If we are overweight, we likely have a pattern of indulging every urge the body signals for food.  Our hormones are in charge of sending signals for fuel.  However, when we eat a lot of processed foods, fail to get a good night’s sleep or allow our bodies to experience excessive amounts of stress, our hormones go out of balance and we cannot rely upon the signals we receive as true indicators that the body is in need of fuel to operate.  Most people rely on the hunger messages they receive from the body, and when they appear, they are satisfied as soon as possible.  Any food that the body receives that is not actually needed for fuel is stored on the body as fat. In order to lose weight, we must stop the pattern of indulging every urge we feel for food. 
The Challenge…
The challenge comes in breaking the pattern of indulging the urges for foods that got us to our current weight.  We basically have three choices when we experience an urge for food that leads us off our path to weight loss: indulge the urge, resist the urge or allow the urge.  
Indulging the urge is at least part of the reason you now find yourself overweight.  Indulging the urge reinforces both the pattern of indulgence, urges for food generally, and your brain’s belief that all it has to do to get that desirable, yet unhealthy food is to demand it. 

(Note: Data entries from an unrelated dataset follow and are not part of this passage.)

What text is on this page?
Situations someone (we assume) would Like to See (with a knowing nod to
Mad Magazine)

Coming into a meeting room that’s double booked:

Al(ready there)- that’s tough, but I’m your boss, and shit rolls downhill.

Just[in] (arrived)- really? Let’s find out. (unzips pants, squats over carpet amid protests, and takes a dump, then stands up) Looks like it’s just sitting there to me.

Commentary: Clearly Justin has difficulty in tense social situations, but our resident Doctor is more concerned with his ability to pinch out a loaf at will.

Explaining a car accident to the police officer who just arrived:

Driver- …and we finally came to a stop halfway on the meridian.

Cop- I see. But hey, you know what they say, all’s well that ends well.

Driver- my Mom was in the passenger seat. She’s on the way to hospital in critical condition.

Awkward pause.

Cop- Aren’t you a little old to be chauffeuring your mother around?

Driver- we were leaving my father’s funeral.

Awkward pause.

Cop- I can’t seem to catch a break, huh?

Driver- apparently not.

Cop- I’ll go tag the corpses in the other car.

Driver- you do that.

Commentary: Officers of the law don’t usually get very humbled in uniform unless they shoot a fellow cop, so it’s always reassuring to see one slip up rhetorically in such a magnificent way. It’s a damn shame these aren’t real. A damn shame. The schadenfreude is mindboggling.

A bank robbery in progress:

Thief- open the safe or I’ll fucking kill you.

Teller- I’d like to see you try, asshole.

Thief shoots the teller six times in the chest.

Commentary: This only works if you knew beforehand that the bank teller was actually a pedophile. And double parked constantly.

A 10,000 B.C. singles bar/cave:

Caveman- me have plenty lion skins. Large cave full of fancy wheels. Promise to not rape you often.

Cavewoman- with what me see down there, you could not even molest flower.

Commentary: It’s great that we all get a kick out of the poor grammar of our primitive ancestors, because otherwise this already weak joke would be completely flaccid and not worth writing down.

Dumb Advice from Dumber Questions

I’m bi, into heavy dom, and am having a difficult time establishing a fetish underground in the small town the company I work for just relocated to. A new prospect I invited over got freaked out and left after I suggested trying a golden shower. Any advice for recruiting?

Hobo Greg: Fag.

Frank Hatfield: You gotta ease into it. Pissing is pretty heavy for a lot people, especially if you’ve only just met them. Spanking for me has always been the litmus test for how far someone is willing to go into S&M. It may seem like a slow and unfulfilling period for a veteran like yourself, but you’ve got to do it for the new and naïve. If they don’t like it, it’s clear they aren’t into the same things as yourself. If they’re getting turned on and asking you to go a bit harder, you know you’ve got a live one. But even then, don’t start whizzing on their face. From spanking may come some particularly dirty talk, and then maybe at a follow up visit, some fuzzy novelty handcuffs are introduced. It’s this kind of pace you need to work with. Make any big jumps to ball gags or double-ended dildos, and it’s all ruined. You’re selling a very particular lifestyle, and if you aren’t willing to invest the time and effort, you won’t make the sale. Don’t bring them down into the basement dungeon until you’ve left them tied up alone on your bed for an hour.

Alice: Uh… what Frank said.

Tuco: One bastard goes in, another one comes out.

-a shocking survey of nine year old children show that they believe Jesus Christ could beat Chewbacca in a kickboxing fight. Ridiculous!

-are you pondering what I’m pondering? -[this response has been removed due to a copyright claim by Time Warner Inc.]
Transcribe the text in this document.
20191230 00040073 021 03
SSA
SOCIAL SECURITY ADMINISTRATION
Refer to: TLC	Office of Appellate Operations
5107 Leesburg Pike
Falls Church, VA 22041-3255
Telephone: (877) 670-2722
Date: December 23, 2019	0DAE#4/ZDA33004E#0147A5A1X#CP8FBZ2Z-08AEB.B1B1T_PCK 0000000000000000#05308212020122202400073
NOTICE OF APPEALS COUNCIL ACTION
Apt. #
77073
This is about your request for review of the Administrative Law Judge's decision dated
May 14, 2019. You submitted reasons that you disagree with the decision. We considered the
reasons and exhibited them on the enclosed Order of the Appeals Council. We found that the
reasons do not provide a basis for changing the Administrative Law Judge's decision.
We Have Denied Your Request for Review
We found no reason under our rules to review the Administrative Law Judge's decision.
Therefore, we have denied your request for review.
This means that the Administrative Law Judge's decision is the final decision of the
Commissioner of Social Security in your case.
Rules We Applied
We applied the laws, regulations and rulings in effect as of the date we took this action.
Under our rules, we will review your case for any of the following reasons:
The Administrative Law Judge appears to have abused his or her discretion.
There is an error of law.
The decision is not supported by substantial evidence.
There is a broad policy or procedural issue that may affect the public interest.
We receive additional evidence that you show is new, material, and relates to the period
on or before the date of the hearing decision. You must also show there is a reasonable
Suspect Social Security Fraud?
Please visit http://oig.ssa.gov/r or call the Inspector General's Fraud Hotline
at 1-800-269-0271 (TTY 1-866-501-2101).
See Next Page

Another option would be to resist the urge with willpower.  We have all used willpower to meet a weight loss goal.  The use of the willpower can be temporarily effective, but as all willpower eventually succumbs to the underlying desire, so does the temporary weight loss success with achieved with it.  Resisting the urge is admittedly a better alternative than indulging an urge, but still not a long-term solution for weight loss.
The Solution…
Allowing urges to pass unsatisfied is the only truly sustaining path to weight loss.  It will not be a fun process, I can promise you that.  Allowing urges to pass unsatisfied, especially when your established pattern is to indulge them, involves observation and dedication to your ultimate goal.  As urges are routinely observed and allowed to pass unsatisfied, your body begins to balance itself and will eventually be replaced with healthy and reliable hunger signals.